El abogado Eiken es, al principio de La conspiración, un héroe del bando unionista que acepta a regañadientes defender el caso de Mary Surrat (Robin Wright Penn), juzgada por conspirar en el asesinato de Abraham Lincoln del 15 de abril de 1865. El drama judicial que pone en escena el filme relata cómo el joven Aiken, enfrentado a su primer caso judicial importante, evoluciona más allá de sus prejuicios iniciales -un yanqui defendiendo a una confederada en un tribunal militar poco después del fin de la Guerra de Secesión- para acabar convencido de la inocencia de Murray, y sobre todo de su inalienable derecho a una defensa limpia y a un juicio justo y transparente. Igual de impulsivo, brillante y fluvial que el abogado interpretado por Tom Cruise en Algunos hombres buenos (1992), Aiken encarna así el joven texto constitucional americano, violentado por los poderes fácticos precisamente en el juicio por el homicidio de quien se proclamara "el jefe del gobierno del pueblo, por el pueblo y para el pueblo".

"Todos saben que Abraham Lincoln fue asesinado por un actor que se llamaba John Wilkes Booth -explica Redford-. Pero lo que la gente ignora es la vasta y compleja conspiración que había detrás del asesinato". Efectivamente, poco después de que Booth disparara a la cabeza de Lincoln en el teatro Ford de Washington, ocho personas fueron capturadas y acusadas de conspirar contra el presidente, el vicepresidente y el secretario de Estado.

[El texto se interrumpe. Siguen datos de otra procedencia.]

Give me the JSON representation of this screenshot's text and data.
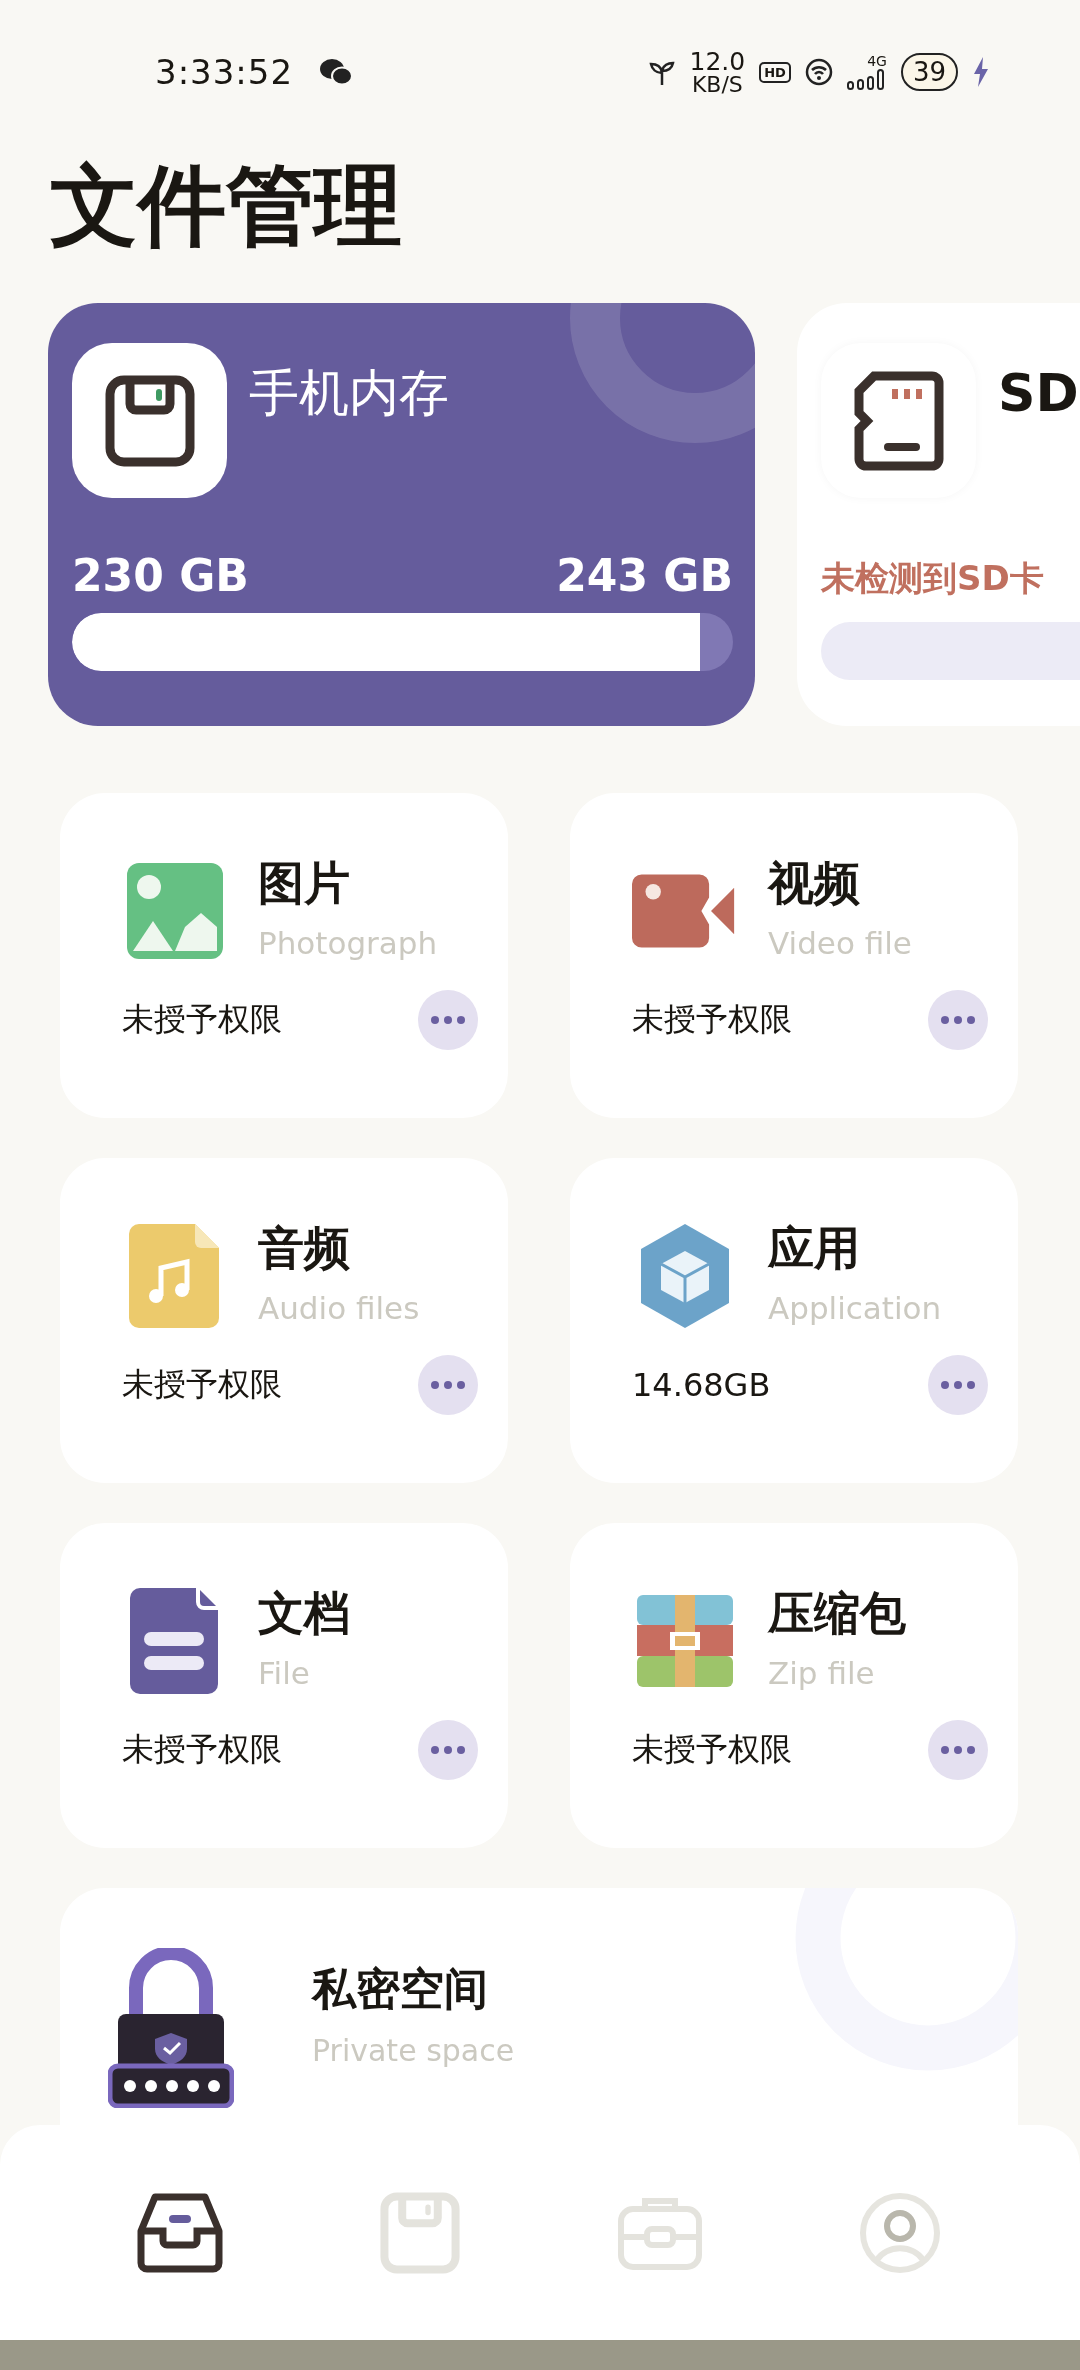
{
  "status_bar": {
    "time": "3:33:52",
    "net_speed": "12.0",
    "net_unit": "KB/S",
    "hd": "HD",
    "network": "4G",
    "battery": "39"
  },
  "title": "文件管理",
  "storage": [
    {
      "kind": "internal",
      "name": "手机内存",
      "used": "230 GB",
      "total": "243 GB",
      "level": 0.95
    },
    {
      "kind": "sd",
      "name": "SD",
      "status": "未检测到SD卡"
    }
  ],
  "categories": [
    {
      "kind": "image",
      "title": "图片",
      "subtitle": "Photograph",
      "status": "未授予权限"
    },
    {
      "kind": "video",
      "title": "视频",
      "subtitle": "Video file",
      "status": "未授予权限"
    },
    {
      "kind": "audio",
      "title": "音频",
      "subtitle": "Audio files",
      "status": "未授予权限"
    },
    {
      "kind": "app",
      "title": "应用",
      "subtitle": "Application",
      "status": "14.68GB"
    },
    {
      "kind": "document",
      "title": "文档",
      "subtitle": "File",
      "status": "未授予权限"
    },
    {
      "kind": "zip",
      "title": "压缩包",
      "subtitle": "Zip file",
      "status": "未授予权限"
    }
  ],
  "private_space": {
    "title": "私密空间",
    "subtitle": "Private space"
  },
  "nav": [
    {
      "kind": "files",
      "selected": true
    },
    {
      "kind": "storage",
      "selected": false
    },
    {
      "kind": "tools",
      "selected": false
    },
    {
      "kind": "profile",
      "selected": false
    }
  ]
}
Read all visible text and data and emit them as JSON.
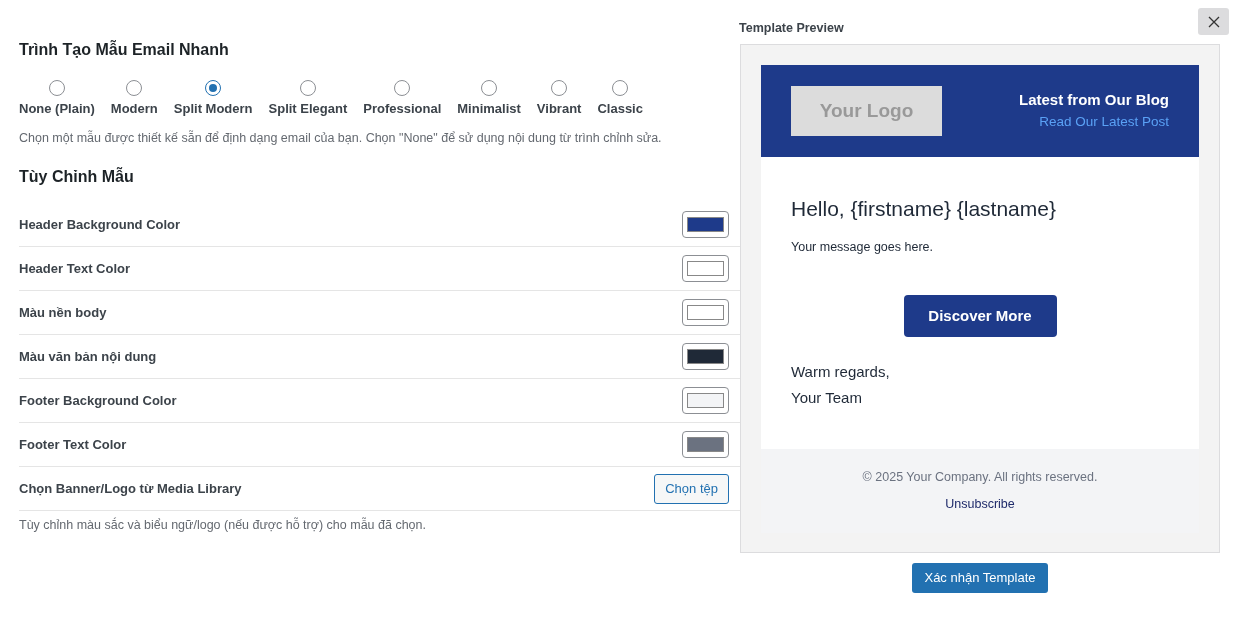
{
  "title": "Trình Tạo Mẫu Email Nhanh",
  "templates": [
    {
      "label": "None (Plain)",
      "selected": false
    },
    {
      "label": "Modern",
      "selected": false
    },
    {
      "label": "Split Modern",
      "selected": true
    },
    {
      "label": "Split Elegant",
      "selected": false
    },
    {
      "label": "Professional",
      "selected": false
    },
    {
      "label": "Minimalist",
      "selected": false
    },
    {
      "label": "Vibrant",
      "selected": false
    },
    {
      "label": "Classic",
      "selected": false
    }
  ],
  "templates_hint": "Chọn một mẫu được thiết kế sẵn để định dạng email của bạn. Chọn \"None\" để sử dụng nội dung từ trình chỉnh sửa.",
  "customize_title": "Tùy Chỉnh Mẫu",
  "settings": [
    {
      "kind": "color",
      "label": "Header Background Color",
      "color": "#1e3a8a"
    },
    {
      "kind": "color",
      "label": "Header Text Color",
      "color": "#ffffff"
    },
    {
      "kind": "color",
      "label": "Màu nền body",
      "color": "#ffffff"
    },
    {
      "kind": "color",
      "label": "Màu văn bản nội dung",
      "color": "#1f2937"
    },
    {
      "kind": "color",
      "label": "Footer Background Color",
      "color": "#f3f4f6"
    },
    {
      "kind": "color",
      "label": "Footer Text Color",
      "color": "#6b7280"
    },
    {
      "kind": "file",
      "label": "Chọn Banner/Logo từ Media Library",
      "button": "Chọn tệp"
    }
  ],
  "customize_hint": "Tùy chỉnh màu sắc và biểu ngữ/logo (nếu được hỗ trợ) cho mẫu đã chọn.",
  "preview": {
    "title": "Template Preview",
    "logo": "Your Logo",
    "blog_title": "Latest from Our Blog",
    "blog_link": "Read Our Latest Post",
    "greeting": "Hello, {firstname} {lastname}",
    "message": "Your message goes here.",
    "cta": "Discover More",
    "closing": [
      "Warm regards,",
      "Your Team"
    ],
    "copyright": "© 2025 Your Company. All rights reserved.",
    "unsubscribe": "Unsubscribe"
  },
  "confirm_button": "Xác nhận Template"
}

Ninguna de ellas era Wilkes Booth, que logró escapar a caballo del lugar del crimen, y la única mujer entre ellos era Mary Surrat, dueña de la pensión donde su hijo John (Johnny Simmons), el autor del magnicidio (Toby Kebbell) y otros insurgentes se reunieron y planearon los asesinatos simultáneos. Los primeros compases del filme dramatizan con detalle histórico y pulso narrativo el asesinato de Lincoln -verdadera representación icónica del imaginario colectivo estadounidense-, para después ilustrar en un tosco montaje de encadenamientos la captura de cada uno de los acusados. Son apenas los primeros diez minutos de una película que supera las dos horas de metraje.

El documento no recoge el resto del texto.